West Germany did not recognize the new arrangement, and without an agreed-upon border, the Holy See would not recognize the dioceses in the “western lands” as Polish dioceses and appoint Polish bishops. Wyszyński could do little on the political front, but how there could be mutual recognition between the German and Polish nations if German and Polish Catholics could not reconcile?

Thus Wyszyński took the initiative, even at the cost of painful attacks from those who normally cheered him on. He did not argue that there was a symmetry in what Germany and Poland had suffered; Poland was more sinned against than sinning in that relationship. The German bishops acknowledged as much in their response. Yet Poles had not been entirely innocent over the long centuries, and to ask forgiveness has its own power to convert hearts.

The mutual German-Polish forgiveness, led by the Catholic bishops, did bear fruit. In 1970, West Germany did recognize the border, and in 1972 the Holy See was able to establish Polish dioceses to regularize ecclesial life.
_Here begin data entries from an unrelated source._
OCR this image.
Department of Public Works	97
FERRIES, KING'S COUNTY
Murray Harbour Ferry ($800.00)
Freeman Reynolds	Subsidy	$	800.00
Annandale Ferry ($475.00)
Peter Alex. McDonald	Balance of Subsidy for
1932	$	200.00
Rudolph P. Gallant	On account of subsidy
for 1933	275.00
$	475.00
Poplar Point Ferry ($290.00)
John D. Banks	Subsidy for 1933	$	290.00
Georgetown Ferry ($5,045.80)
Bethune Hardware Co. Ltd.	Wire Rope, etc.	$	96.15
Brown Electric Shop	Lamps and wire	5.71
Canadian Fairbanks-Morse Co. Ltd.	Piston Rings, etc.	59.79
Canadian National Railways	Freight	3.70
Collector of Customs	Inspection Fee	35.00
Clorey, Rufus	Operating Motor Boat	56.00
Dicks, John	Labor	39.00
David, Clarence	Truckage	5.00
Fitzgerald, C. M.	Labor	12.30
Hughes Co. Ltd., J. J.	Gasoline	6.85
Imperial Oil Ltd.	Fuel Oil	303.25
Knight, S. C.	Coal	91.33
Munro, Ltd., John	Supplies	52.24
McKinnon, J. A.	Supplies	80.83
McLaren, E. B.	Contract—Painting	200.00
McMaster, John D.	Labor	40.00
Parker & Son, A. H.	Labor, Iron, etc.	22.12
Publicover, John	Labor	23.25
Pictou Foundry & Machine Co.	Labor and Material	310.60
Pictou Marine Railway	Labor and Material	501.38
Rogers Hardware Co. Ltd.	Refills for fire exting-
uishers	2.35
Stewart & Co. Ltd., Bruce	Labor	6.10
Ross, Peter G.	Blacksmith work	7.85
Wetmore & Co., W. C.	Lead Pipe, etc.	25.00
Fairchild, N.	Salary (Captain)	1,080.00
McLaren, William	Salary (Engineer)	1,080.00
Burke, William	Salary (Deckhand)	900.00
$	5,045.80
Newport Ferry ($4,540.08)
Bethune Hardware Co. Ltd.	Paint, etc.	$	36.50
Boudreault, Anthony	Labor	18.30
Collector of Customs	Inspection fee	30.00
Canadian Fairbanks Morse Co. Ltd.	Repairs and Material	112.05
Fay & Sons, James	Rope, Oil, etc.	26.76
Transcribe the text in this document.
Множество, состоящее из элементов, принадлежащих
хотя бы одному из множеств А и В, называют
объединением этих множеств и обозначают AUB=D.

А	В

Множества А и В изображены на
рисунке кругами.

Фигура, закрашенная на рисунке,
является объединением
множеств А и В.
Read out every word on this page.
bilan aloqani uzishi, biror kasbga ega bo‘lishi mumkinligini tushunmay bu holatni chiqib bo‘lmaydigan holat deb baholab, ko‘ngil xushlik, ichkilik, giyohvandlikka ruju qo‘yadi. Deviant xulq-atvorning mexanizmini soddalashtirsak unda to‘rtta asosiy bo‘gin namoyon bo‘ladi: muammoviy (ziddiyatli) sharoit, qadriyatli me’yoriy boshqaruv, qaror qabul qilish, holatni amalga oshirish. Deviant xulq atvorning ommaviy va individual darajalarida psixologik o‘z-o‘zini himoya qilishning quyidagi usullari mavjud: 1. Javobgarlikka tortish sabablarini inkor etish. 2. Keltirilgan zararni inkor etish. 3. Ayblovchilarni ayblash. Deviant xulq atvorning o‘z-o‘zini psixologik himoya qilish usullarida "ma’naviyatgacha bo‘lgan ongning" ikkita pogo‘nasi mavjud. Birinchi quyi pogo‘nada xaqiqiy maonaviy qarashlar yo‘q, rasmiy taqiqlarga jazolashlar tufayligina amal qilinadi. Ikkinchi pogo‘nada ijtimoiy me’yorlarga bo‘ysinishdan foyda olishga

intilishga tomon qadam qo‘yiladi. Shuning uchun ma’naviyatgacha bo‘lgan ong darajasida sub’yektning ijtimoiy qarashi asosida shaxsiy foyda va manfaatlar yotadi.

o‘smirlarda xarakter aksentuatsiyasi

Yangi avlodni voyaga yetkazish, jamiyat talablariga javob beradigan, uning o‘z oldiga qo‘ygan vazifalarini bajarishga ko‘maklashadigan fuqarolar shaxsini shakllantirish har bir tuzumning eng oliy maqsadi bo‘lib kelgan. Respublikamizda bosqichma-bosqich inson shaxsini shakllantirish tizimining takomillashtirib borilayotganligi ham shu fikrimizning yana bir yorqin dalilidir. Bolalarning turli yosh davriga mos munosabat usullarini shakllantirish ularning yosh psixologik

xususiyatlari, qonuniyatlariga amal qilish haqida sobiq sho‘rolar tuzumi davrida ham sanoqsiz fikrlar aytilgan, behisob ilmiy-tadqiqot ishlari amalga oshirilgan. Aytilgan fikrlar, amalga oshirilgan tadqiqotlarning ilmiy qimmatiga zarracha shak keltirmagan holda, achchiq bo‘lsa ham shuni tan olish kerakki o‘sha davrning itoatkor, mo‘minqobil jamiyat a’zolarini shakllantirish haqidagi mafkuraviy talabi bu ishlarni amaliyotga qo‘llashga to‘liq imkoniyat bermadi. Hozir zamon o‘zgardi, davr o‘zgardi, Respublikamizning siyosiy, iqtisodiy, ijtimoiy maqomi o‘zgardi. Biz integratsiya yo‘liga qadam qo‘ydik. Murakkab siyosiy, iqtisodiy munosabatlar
It was a spiritual application of gospel lessons that produced the diplomatic achievement. 

The “September pontificate” of Pope John Paul I is remembered now as the prelude to the election of John Paul II in October 1978, when the life of Wyszyński and every other Pole changed definitively. Yet it was that September that Wyszyński completed the encounter of mutual forgiveness, leading a delegation of Polish bishops to Germany, an official pilgrimage of thanksgiving for the graces of reconciliation. The German pilgrimage was the last time Wyszyński and Wojtyła would be fellow cardinals together as leaders of the Polish Church.

Wyszyński is remembered for having the courage and brilliance to do difficult things with popular support. His efforts at reconciliation with Germany show that he was also able to do courageous and brilliant things without popular support—the mark of a true shepherd.

Raymond J. de Souza is a priest in the archdiocese of Kingston, Ontario.